The health care industry is bracing for a critical debate over the payment structures for clinical artificial intelligence (AI) tools. As of the end of September, the Food and Drug Administration has authorized 1,357 AI-enabled medical devices, yet only a handful are being reimbursed by insurers. This disparity raises questions about the integration of AI in patient care.
Health policy experts, such as Ateev Mehrotra, chair of health services, policy, and practice at the Brown University School of Public Health, argue that the focus should shift from merely securing payments for individual technologies to leveraging AI to enhance clinician productivity and patient care efficiency. “If I could wave a magic wand, I would change our paradigm to: ‘How can we use AI to improve the productivity and efficiency of clinicians so that they can care for more patients at a high quality, at a lower cost?’” Mehrotra stated.
Conversely, industry stakeholders express concern that the lack of reimbursement will hinder the adoption of beneficial AI tools. The debate is expected to escalate in 2026, as more AI devices enter the marketplace. Currently, only three AI devices have garnered a permanent CPT code from the American Medical Association (AMA), a necessary step for securing payments from Medicare and most private insurers. The AMA has issued over 20 temporary category III codes to AI devices, many of which are anticipated to transition to permanent status.
In anticipation of a surge in AI technologies, the AMA is exploring the establishment of a new code category for AI, including tools requiring no physician input. Simultaneously, the Centers for Medicare and Medicaid Services is examining its payment models for AI, which have primarily been based on vendors’ assessments of their software. Legislative proposals aimed at formalizing payment pathways for AI have also surfaced.
The complexities of payment structures are already causing uncertainty within health systems. “Health systems are looking at AI and wondering how the heck they pay for this,” remarked Pelu Tran, CEO of AI governance company Ferrum Health.
Fee-for-Service Signals in Coronary Plaque Analysis
Starting in January, Medicare will implement a set national rate of just over $1,000 for AI technology analyzing coronary plaque in patients. This initiative represents one of the limited AI tools to receive a Category I CPT code, serving as a crucial benchmark as the AMA and CMS deliberate on broader payment strategies. Previous technology assessing blood flow through coronary arteries is also reimbursed at a similar rate, highlighting the slow evolution of AI payment frameworks.
“Payment for plaque analysis has been very spotty,” noted Eric Rubin, primary CPT adviser for the American College of Radiology. “It is slowly becoming more uniform, but we will have to see how this progresses over time.” The effective use of AI in this area will depend on physicians’ understanding of when to utilize the technology and how well they document patient conditions for reimbursement.
In the realm of breast imaging, many women opting for annual mammograms are now faced with AI add-ons designed to detect suspicious lesions. However, without insurer reimbursement, patients typically bear the cost, which ranges from $40 to $50 for such enhancements. Greg Sorensen, chief science officer at RadNet, emphasized that a self-pay model is not ideal, as it places the financial burden on patients rather than facilitating broader access through insurance coverage.
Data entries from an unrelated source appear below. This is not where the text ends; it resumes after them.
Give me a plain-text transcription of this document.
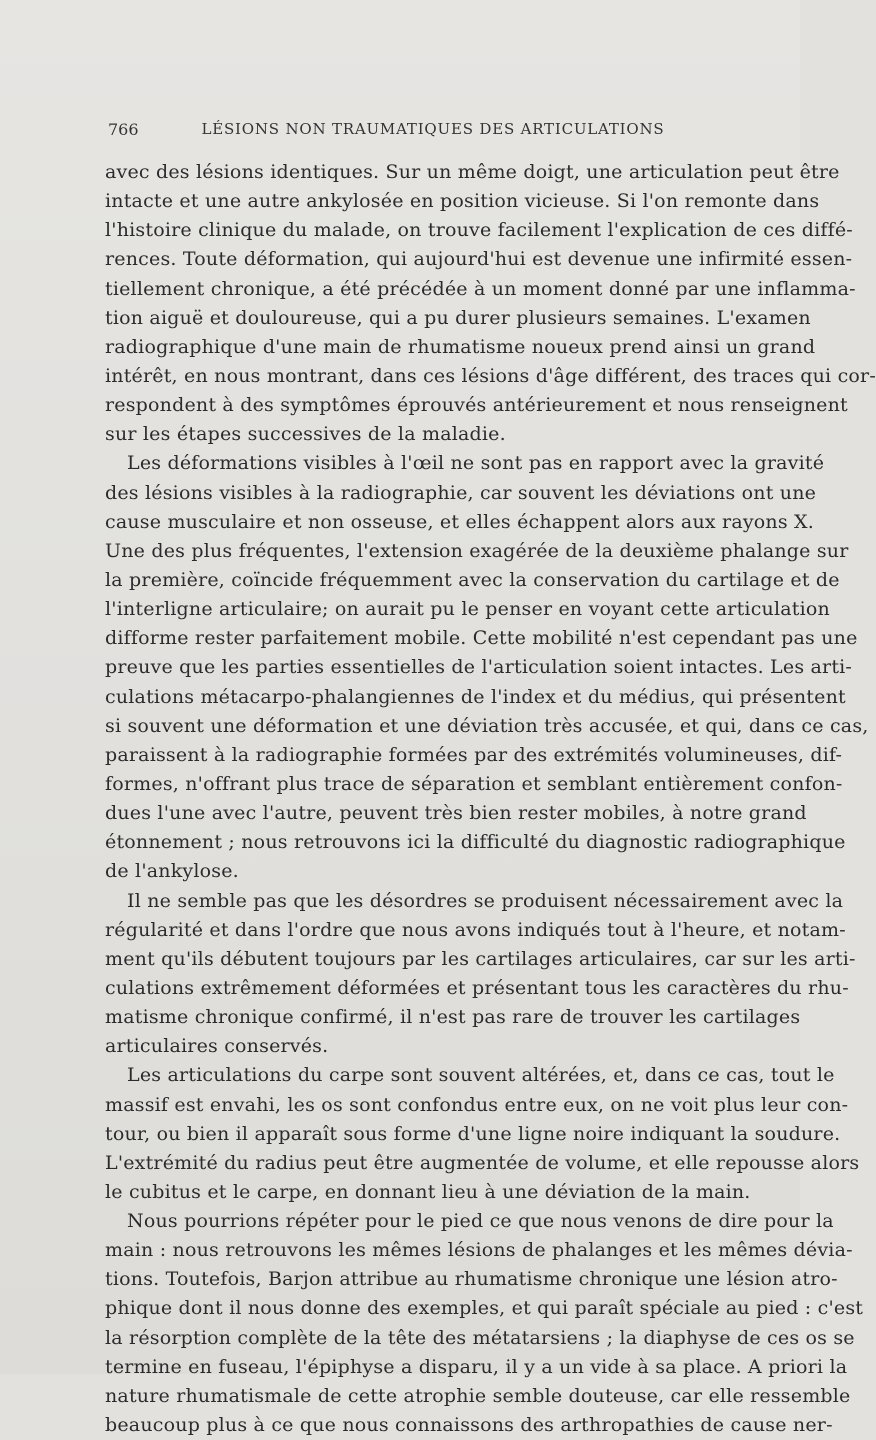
766	LÉSIONS NON TRAUMATIQUES DES ARTICULATIONS
avec des lésions identiques. Sur un même doigt, une articulation peut être
intacte et une autre ankylosée en position vicieuse. Si l'on remonte dans
l'histoire clinique du malade, on trouve facilement l'explication de ces diffé-
rences. Toute déformation, qui aujourd'hui est devenue une infirmité essen-
tiellement chronique, a été précédée à un moment donné par une inflamma-
tion aiguë et douloureuse, qui a pu durer plusieurs semaines. L'examen
radiographique d'une main de rhumatisme noueux prend ainsi un grand
intérêt, en nous montrant, dans ces lésions d'âge différent, des traces qui cor-
respondent à des symptômes éprouvés antérieurement et nous renseignent
sur les étapes successives de la maladie.
Les déformations visibles à l'œil ne sont pas en rapport avec la gravité
des lésions visibles à la radiographie, car souvent les déviations ont une
cause musculaire et non osseuse, et elles échappent alors aux rayons X.
Une des plus fréquentes, l'extension exagérée de la deuxième phalange sur
la première, coïncide fréquemment avec la conservation du cartilage et de
l'interligne articulaire; on aurait pu le penser en voyant cette articulation
difforme rester parfaitement mobile. Cette mobilité n'est cependant pas une
preuve que les parties essentielles de l'articulation soient intactes. Les arti-
culations métacarpo-phalangiennes de l'index et du médius, qui présentent
si souvent une déformation et une déviation très accusée, et qui, dans ce cas,
paraissent à la radiographie formées par des extrémités volumineuses, dif-
formes, n'offrant plus trace de séparation et semblant entièrement confon-
dues l'une avec l'autre, peuvent très bien rester mobiles, à notre grand
étonnement ; nous retrouvons ici la difficulté du diagnostic radiographique
de l'ankylose.
Il ne semble pas que les désordres se produisent nécessairement avec la
régularité et dans l'ordre que nous avons indiqués tout à l'heure, et notam-
ment qu'ils débutent toujours par les cartilages articulaires, car sur les arti-
culations extrêmement déformées et présentant tous les caractères du rhu-
matisme chronique confirmé, il n'est pas rare de trouver les cartilages
articulaires conservés.
Les articulations du carpe sont souvent altérées, et, dans ce cas, tout le
massif est envahi, les os sont confondus entre eux, on ne voit plus leur con-
tour, ou bien il apparaît sous forme d'une ligne noire indiquant la soudure.
L'extrémité du radius peut être augmentée de volume, et elle repousse alors
le cubitus et le carpe, en donnant lieu à une déviation de la main.
Nous pourrions répéter pour le pied ce que nous venons de dire pour la
main : nous retrouvons les mêmes lésions de phalanges et les mêmes dévia-
tions. Toutefois, Barjon attribue au rhumatisme chronique une lésion atro-
phique dont il nous donne des exemples, et qui paraît spéciale au pied : c'est
la résorption complète de la tête des métatarsiens ; la diaphyse de ces os se
termine en fuseau, l'épiphyse a disparu, il y a un vide à sa place. A priori la
nature rhumatismale de cette atrophie semble douteuse, car elle ressemble
beaucoup plus à ce que nous connaissons des arthropathies de cause ner-
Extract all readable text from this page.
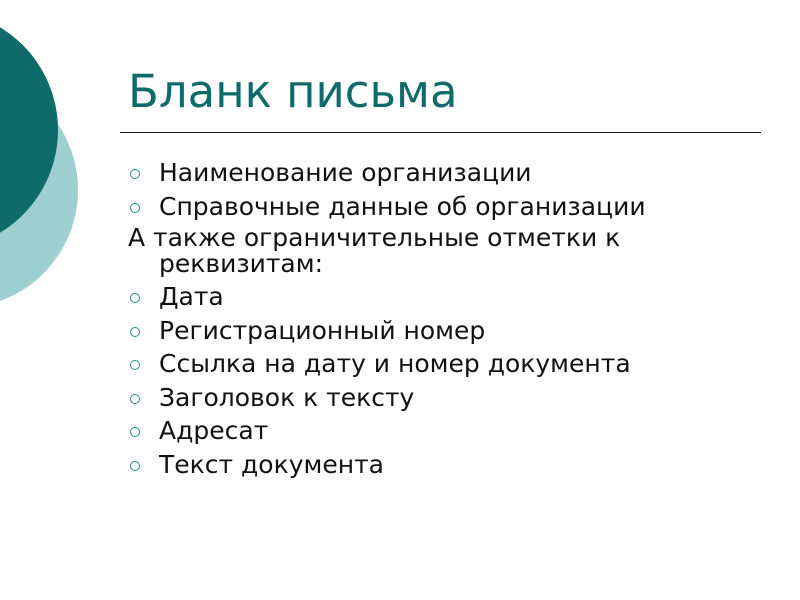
Бланк письма
Наименование организации
Справочные данные об организации
А также ограничительные отметки к реквизитам:
Дата
Регистрационный номер
Ссылка на дату и номер документа
Заголовок к тексту
Адресат
Текст документа
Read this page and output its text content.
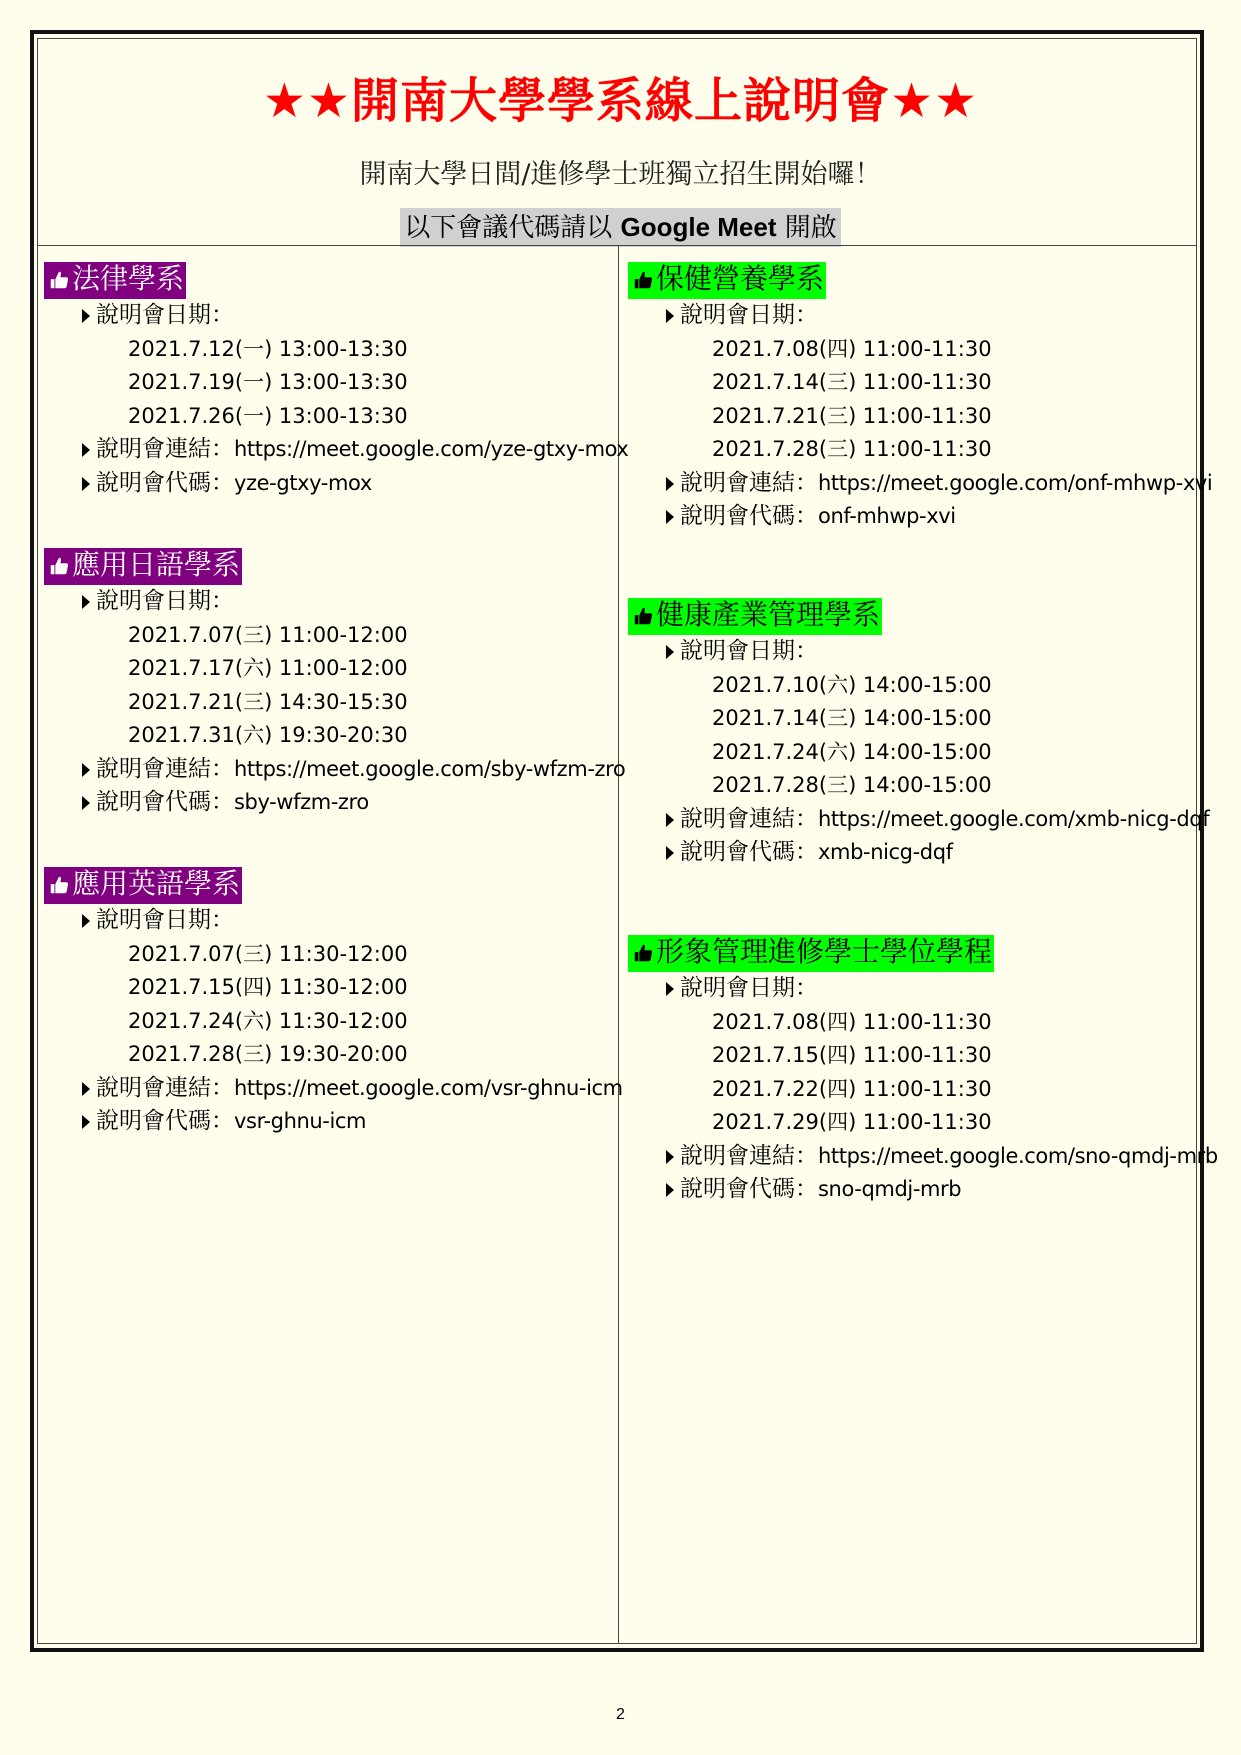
★★開南大學學系線上說明會★★
開南大學日間/進修學士班獨立招生開始囉！
以下會議代碼請以 Google Meet 開啟
法律學系
說明會日期：
2021.7.12(一) 13:00-13:30
2021.7.19(一) 13:00-13:30
2021.7.26(一) 13:00-13:30
說明會連結：https://meet.google.com/yze-gtxy-mox
說明會代碼：yze-gtxy-mox
應用日語學系
說明會日期：
2021.7.07(三) 11:00-12:00
2021.7.17(六) 11:00-12:00
2021.7.21(三) 14:30-15:30
2021.7.31(六) 19:30-20:30
說明會連結：https://meet.google.com/sby-wfzm-zro
說明會代碼：sby-wfzm-zro
應用英語學系
說明會日期：
2021.7.07(三) 11:30-12:00
2021.7.15(四) 11:30-12:00
2021.7.24(六) 11:30-12:00
2021.7.28(三) 19:30-20:00
說明會連結：https://meet.google.com/vsr-ghnu-icm
說明會代碼：vsr-ghnu-icm
保健營養學系
說明會日期：
2021.7.08(四) 11:00-11:30
2021.7.14(三) 11:00-11:30
2021.7.21(三) 11:00-11:30
2021.7.28(三) 11:00-11:30
說明會連結：https://meet.google.com/onf-mhwp-xvi
說明會代碼：onf-mhwp-xvi
健康產業管理學系
說明會日期：
2021.7.10(六) 14:00-15:00
2021.7.14(三) 14:00-15:00
2021.7.24(六) 14:00-15:00
2021.7.28(三) 14:00-15:00
說明會連結：https://meet.google.com/xmb-nicg-dqf
說明會代碼：xmb-nicg-dqf
形象管理進修學士學位學程
說明會日期：
2021.7.08(四) 11:00-11:30
2021.7.15(四) 11:00-11:30
2021.7.22(四) 11:00-11:30
2021.7.29(四) 11:00-11:30
說明會連結：https://meet.google.com/sno-qmdj-mrb
說明會代碼：sno-qmdj-mrb
2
Despite these challenges, RadNet’s AI-based screening program has proven profitable, with approximately half of the 1.6 million annual mammograms opting for AI-enhanced services. Looking ahead, as out-of-pocket costs for these services continue to rise, there may be increasing pressure on insurers to adopt reimbursement models for AI applications in breast imaging.
In the absence of reimbursement structures, some health systems are choosing to invest in AI based on anticipated improvements in efficiency and health care quality. “If they judge based on the published literature or their own internal experience that this is adding enough value for them, then I think that we should use that as a sign,” Mehrotra remarked.
Several large academic medical centers are implementing opportunistic screening programs, employing existing radiological images to detect additional health risks. For example, NYU Langone is investigating the use of CT scans for signs of osteoporosis, while Emory Healthcare is developing algorithms to identify breast arterial calcification in standard mammograms. These initiatives present a potential triple win: improved patient outcomes, increased revenue for health systems, and cost savings for payers.
The outcomes of these AI applications and their financial implications will be closely monitored, contributing to the ongoing discourse around the integration of AI in health care. As the landscape evolves, striking the right balance between innovation and cost-effectiveness will be crucial for the sustained advancement of AI technologies in clinical settings.